If being aged in ex-Islay casks doesn’t do quite enough to tantalise your tastebuds, Northland also has a number of other attributes in its favour: it’s bottled at 46% ABV, it’s natural colour, and it’s non-chill filtered. Given that it’s on the younger side, however, at roughly $40 a bottle it’s probably a little on the pricey side to be honest (comparatively: for around $37, I can treat myself to an Old Pulteney 12-year-old).

Wolfburn Northland – Review

Colour: Pale straw.

On the nose: Initially quite delicate. Floral and lemony, with fresh apricots. There’s a note that reminds me of white wine, or perhaps the fermenting, yeasty aroma of pizza dough. Settles into ripe pineapple. There’s a little bit of a dry, dusty note and very gentle woodsmoke lurking in the background.

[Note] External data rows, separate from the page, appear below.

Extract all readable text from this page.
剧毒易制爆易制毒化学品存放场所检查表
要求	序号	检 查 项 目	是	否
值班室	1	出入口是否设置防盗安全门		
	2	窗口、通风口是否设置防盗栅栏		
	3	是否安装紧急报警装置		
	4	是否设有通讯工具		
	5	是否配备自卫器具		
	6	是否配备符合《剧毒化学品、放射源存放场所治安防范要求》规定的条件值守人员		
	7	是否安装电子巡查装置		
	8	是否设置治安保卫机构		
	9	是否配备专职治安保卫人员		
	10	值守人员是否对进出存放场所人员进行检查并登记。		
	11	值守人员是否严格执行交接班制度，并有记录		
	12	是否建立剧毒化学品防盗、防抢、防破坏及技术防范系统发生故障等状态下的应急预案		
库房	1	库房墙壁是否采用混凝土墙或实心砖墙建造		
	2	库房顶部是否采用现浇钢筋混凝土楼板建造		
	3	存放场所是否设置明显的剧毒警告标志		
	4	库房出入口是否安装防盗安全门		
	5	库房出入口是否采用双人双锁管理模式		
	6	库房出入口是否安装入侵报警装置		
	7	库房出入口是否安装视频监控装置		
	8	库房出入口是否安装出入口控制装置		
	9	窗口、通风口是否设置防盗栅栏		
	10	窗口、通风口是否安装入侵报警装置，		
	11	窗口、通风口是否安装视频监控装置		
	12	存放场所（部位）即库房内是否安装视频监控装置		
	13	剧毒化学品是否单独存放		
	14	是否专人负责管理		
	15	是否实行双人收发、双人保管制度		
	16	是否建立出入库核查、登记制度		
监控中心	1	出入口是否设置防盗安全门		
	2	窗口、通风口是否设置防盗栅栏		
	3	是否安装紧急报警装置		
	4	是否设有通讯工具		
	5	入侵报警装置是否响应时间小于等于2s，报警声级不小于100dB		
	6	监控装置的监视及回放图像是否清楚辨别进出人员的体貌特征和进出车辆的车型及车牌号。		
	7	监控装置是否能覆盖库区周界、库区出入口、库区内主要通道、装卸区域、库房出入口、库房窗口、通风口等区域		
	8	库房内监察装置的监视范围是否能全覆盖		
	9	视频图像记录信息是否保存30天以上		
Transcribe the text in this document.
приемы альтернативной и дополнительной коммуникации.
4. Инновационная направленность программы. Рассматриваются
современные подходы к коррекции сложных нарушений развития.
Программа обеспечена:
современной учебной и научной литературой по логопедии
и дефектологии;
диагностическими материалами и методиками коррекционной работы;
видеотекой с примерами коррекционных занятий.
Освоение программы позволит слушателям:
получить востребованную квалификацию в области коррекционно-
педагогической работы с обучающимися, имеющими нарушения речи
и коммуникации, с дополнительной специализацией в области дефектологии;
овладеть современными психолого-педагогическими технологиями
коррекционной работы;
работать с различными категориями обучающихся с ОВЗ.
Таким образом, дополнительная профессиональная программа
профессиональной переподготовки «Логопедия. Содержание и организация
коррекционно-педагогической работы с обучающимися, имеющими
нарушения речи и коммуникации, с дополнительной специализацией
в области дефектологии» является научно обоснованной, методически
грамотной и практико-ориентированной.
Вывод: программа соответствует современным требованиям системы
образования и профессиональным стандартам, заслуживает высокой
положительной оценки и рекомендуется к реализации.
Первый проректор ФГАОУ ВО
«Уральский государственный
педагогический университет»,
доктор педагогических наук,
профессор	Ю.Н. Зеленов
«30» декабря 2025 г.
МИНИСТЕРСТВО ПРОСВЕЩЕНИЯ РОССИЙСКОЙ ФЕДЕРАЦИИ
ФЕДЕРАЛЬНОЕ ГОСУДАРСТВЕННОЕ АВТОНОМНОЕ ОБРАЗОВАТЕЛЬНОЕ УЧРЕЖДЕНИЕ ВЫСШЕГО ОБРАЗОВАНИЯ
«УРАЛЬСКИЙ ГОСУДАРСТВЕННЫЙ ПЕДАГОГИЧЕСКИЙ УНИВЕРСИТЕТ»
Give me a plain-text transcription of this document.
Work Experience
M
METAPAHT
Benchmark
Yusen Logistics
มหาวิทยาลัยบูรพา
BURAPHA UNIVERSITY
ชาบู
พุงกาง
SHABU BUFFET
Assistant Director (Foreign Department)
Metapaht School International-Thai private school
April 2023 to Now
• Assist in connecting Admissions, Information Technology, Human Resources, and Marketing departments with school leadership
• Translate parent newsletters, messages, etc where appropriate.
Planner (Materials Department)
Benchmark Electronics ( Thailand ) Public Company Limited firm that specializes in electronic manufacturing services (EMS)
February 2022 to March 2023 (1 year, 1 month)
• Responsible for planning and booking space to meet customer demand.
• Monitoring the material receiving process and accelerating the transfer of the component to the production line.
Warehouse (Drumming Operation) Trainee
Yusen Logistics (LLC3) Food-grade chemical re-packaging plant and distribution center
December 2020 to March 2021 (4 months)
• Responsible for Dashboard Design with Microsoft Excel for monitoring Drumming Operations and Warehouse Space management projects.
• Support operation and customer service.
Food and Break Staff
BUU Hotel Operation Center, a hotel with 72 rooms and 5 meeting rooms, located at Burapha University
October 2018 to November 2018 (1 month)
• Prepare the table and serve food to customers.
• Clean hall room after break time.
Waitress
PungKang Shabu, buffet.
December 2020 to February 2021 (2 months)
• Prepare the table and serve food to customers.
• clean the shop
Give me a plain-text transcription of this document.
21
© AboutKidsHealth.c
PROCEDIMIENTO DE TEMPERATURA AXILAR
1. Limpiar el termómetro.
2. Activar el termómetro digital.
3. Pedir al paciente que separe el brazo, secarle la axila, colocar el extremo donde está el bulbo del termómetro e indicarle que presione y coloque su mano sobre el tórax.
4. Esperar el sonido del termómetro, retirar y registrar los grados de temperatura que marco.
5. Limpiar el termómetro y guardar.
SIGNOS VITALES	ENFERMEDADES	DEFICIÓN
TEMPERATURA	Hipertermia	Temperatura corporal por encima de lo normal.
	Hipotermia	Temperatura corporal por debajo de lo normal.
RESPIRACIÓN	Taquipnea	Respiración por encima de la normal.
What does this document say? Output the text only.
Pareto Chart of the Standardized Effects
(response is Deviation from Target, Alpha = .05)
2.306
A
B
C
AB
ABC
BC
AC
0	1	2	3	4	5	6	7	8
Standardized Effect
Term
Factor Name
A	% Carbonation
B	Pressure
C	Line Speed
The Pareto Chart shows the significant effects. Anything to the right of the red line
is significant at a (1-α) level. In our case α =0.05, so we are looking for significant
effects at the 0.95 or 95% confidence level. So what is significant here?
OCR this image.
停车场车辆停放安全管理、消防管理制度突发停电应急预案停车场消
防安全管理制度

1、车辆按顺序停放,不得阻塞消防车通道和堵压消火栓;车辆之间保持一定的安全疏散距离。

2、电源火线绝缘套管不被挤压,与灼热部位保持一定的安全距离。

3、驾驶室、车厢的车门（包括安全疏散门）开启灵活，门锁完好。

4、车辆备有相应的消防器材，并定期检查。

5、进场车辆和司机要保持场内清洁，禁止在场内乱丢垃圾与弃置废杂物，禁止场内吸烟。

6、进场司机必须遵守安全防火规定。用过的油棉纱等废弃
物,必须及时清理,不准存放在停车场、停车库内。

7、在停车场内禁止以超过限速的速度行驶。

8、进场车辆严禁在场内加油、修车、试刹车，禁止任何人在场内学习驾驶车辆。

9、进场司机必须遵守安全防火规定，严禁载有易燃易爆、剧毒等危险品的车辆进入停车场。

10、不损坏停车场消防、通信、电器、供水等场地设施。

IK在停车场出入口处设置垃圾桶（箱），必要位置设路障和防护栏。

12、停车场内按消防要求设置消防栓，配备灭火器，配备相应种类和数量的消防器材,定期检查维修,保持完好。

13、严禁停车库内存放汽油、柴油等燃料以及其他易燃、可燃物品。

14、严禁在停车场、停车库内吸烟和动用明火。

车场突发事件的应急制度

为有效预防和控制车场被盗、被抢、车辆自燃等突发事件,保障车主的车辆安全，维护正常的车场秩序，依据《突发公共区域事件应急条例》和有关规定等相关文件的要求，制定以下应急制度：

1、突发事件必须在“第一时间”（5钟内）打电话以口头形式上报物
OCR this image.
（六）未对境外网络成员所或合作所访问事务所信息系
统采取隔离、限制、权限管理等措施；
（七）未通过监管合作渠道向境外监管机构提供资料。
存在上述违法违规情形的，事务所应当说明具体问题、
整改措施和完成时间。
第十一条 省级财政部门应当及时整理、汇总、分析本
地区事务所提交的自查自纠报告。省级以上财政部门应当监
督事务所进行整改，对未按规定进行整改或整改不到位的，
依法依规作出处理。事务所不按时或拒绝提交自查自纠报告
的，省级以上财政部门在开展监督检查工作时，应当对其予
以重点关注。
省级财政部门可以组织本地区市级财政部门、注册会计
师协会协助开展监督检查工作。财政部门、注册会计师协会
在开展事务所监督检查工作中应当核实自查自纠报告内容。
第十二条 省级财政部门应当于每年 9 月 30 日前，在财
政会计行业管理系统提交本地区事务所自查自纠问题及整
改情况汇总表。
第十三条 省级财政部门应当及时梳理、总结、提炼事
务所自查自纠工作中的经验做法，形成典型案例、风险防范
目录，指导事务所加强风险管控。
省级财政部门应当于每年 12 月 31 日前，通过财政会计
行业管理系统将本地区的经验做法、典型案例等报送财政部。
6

In the mouth: Initial hints of honey, and some fruity sweetness at the fore. Honeydew melons. There’s a very drying, aromatic wood note that becomes quite dominant fairly quickly, followed by a dark chocolate bitterness. Soft and fairly smooth in texture.

The sense of really having just eaten a square of very dark chocolate lingers in the mouth for quite some time, along with the slightest hint of smoke, and perhaps the faintest hint of coffee.

Interestingly, the aromas that linger in the empty glass lean toward rich caramel, toffee and sweet spiciness, and are unlike the aromas initially detected.


Overall, Northland is a whisky I really enjoyed. While not necessarily one for the hardened peat heads (any smoky flavours in this whisky are very much a gentle afterthought), it presents a broad range of flavours that it felt worth taking the time to savour.

Score: 6/10

I’ll be sad to finish off my bottle, and I’ll likely seek out a replacement before too long. I liked the delicate complexity this whisky presented me with, as well as the subtlety in flavours afforded by the use of ex-Islay casks. It is, perhaps, ever so slightly on the expensive side given that it lacks an age-statement, but I think it is nevertheless an interesting and complex enough whisky that it can just about get away with its asking price.